The book is full of interesting and quite startling stories of hauntings in Scotland. It's well worth reading, especially if you plan on ever visiting. - Rob
STORY OF THE GHOSTLY, DEADLY DRUMMER OF CORTACHY CASTLE
(Source: http://haunted-scotland.co.uk/cortachy-castle/)(Edited by R.Gutro)
Paranormal Phenomena : This is a story of a ghostly drummer at Cortachy Castle that is heard drumming when a member of the Ogilvy family is to die at the castle. According to Haunted Scotland.Co.UK, in folklore, the drummer boy betrayed the Ogilvys by failing to warn them of an approaching enemy force. He suffered their revenge by being thrown from the battlements inside his drum.

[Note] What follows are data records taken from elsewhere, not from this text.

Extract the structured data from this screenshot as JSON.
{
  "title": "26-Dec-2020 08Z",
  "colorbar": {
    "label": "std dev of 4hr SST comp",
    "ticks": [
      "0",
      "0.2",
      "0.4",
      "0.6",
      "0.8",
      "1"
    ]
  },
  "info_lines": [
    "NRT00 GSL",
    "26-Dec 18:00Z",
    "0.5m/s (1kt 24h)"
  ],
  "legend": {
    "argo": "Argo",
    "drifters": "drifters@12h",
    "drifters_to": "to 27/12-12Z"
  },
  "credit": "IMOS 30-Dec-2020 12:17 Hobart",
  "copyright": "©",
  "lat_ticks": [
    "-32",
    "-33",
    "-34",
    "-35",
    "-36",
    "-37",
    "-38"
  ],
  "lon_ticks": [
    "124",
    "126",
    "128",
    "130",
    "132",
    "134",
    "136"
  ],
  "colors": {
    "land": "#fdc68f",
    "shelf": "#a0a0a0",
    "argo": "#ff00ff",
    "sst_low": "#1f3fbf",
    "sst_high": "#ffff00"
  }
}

|Cortachy Castle. Cr: haunted-scotland.co.uk|
Miss Dalrymple heard the drummer again the next morning and fled the castle. Within six months, Lady Airlie died apparently by suicide out of fear that the Drummer was drumming for her.
Five years later on August 19, 1849 the drummer visited Englishman in a shooting party. The male visitor questioned several people about the drumming, but everyone denied hearing anything. However he was told that the 9th Earl of Airlie had become seriously ill requiring Lord Ogilvy’s presence. The Earl died the next day.
It wasn't until 1881, 32 years later, that Lady Dalkeith and Lady Skelmersdale both heard the drummer at the same time. That same night, in America, Lord Airlie died. The family were later to learn that the sound of the drum was heard exactly one hour before his death.